Dear reader, you might not be immediately familiar with the concept of the Non-Fungible Token, or NFT for short, but you would have encountered this term that appears to have caught the imagination of the promoters and partakers of cryptocurrency exchanges as the next frontier of what could constitute the intangible asset. An NFT, like cryptocurrency, is a unique non-interchangeable data unit stored on a digital ledger which relies similarly on block-chain technology. Let us set the context by way of example.

Presume for a moment that I am the fortunate owner of a cricket bat signed by Kapil Dev. The item of memorabilia occupies pride of place inside the cabinet situated along the living room wall. Almost four decades later, with the release of the movie 1983, I am advised by a canny friend of the potential windfall if I were to choose to auction the bat because of a perceived increase in value of the bat. 

Yes, but once the physical bat is sold to the highest bidder, it would be all but impossible to fill the empty space in my cabinet with any comparably memorable item. Granted, but what if there was a method by which an intangible version of the cricket bat could be auctioned to the highest bidder while the physical bat continued to remain in my possession? This is the novelty of the latest method of creating value which is gaining currency in leaps and bounds.

NFT is, thus, a separate and unique digital asset, and constitutes the exclusive property of the owner. It is the on-line, or virtual, mirror of the physical asset which remains in the possession of the original owner. The digital assets are listed on the various digital platforms, and interested parties bid for them. 

The crypto-exchanges manage the marketing, sale, and transfer of the digital asset, and all for a fee. Although technically nothing prevents several replicas of the same physical object to be in circulation, this typically does not happen because the fundamental principles of economics dictates that a multiplicity of digital versions of my autographed cricket bat renders the corresponding digital versions less valuable. So laissez faire demands that the digital asset remain sole and exclusive.

The more perceptive among us have been bitten by the creative bug at the commercial opportunities that hover tantalizingly on the horizon. Influencers, character merchandizing, digitization of physical memorabilia, videos, stationary images, antiques, the crusade to establish the “underlying asset” in each such “property in the ether,” -- this, dear reader, will be the trend of 2022.

And why should our creative ambition rest at this juncture? Perhaps the time will come when governments of nation-states will identify and digitize their national assets, monuments, towns, heritage centers, and historical areas and sell them as NFTs to private parties. Imagine owning a piece of a country, albeit in the ether.
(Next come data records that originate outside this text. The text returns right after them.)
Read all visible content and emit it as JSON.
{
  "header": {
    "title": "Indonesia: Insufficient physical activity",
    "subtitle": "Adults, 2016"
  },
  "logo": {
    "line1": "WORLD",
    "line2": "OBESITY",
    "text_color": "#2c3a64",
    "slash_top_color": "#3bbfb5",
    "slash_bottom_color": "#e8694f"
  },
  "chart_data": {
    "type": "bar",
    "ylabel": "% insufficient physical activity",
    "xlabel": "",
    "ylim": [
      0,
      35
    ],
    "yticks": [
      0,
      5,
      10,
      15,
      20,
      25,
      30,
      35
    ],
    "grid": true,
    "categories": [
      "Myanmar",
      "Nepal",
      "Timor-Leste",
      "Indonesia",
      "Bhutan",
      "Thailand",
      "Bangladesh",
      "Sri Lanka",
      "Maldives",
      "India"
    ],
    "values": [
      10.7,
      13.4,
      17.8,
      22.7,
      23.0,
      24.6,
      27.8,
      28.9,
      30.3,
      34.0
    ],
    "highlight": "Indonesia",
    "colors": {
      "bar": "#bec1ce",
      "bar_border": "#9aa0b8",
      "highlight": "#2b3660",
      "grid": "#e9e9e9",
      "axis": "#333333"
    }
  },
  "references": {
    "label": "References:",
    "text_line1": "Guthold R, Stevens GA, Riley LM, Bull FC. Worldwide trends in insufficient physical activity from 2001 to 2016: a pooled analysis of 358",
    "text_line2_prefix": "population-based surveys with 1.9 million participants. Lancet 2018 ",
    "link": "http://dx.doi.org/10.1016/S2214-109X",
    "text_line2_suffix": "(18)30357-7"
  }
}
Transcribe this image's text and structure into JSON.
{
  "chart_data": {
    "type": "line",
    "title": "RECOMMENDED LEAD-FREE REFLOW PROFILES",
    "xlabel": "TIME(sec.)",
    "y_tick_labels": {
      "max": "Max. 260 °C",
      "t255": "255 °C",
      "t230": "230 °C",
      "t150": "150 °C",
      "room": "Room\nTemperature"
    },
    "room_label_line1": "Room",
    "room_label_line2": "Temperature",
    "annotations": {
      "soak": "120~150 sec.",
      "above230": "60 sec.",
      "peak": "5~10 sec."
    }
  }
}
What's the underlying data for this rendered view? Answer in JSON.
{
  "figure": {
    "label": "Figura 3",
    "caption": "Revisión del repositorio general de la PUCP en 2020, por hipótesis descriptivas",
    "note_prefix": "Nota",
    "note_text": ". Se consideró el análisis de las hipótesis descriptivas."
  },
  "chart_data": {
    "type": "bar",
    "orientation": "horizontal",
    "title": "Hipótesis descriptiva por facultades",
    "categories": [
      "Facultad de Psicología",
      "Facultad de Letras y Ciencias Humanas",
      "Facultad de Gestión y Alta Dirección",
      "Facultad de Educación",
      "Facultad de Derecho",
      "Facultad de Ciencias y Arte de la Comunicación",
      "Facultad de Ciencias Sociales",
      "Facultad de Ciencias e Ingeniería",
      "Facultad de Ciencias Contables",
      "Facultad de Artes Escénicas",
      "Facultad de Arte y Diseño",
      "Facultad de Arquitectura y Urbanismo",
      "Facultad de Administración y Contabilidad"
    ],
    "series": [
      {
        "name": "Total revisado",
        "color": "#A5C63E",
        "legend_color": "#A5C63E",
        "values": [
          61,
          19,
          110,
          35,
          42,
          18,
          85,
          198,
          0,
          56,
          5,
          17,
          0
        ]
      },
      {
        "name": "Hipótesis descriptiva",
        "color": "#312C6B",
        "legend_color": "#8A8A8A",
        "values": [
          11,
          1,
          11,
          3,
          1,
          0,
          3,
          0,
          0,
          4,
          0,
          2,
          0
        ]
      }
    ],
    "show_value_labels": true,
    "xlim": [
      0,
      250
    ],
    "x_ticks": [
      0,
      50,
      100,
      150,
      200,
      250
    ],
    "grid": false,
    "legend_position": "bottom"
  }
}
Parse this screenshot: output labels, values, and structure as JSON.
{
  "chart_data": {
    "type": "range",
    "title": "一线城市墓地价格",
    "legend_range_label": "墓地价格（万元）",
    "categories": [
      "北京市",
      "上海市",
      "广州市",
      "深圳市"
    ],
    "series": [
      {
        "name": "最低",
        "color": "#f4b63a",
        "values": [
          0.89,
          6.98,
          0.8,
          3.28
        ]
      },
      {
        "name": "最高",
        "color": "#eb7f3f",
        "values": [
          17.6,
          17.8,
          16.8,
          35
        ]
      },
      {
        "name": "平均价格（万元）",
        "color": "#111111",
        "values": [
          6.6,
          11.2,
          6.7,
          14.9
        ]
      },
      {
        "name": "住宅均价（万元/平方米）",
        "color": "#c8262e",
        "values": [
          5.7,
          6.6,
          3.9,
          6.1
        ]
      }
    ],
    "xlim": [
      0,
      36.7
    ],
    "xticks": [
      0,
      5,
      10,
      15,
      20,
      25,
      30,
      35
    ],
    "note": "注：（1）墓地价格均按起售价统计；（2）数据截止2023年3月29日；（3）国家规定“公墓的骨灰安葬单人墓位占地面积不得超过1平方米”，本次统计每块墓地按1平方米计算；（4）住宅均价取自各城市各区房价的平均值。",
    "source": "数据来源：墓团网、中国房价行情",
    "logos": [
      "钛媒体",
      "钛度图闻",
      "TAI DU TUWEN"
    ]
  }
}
And it goes without saying that the practical limits of our tangible life must inevitably intersect with the “economy on the net” that we appear to be hurtling towards. How does one recognize and identify an NFT? How will the authorities identify the NFT for the purpose of valuation and subject the same to the inevitable statutory levies? Will the fine mesh of today’s jurisprudence and legal framework suffice to regulate NFTs? Are NFTs just the beginning? Can they be integrated and put to use as part of the legitimate wealth of a nation?

Dear reader, the variables in the quest for creative expansion of the economy appear limitless. Prepare yourself for the opportunities that unfold. Who knows, you might one day be so bold as to digitize your persona and sell it to the highest bidder.

Money, after all, speaks the loudest. 

Sumit Basu is a freelance contributor based in India.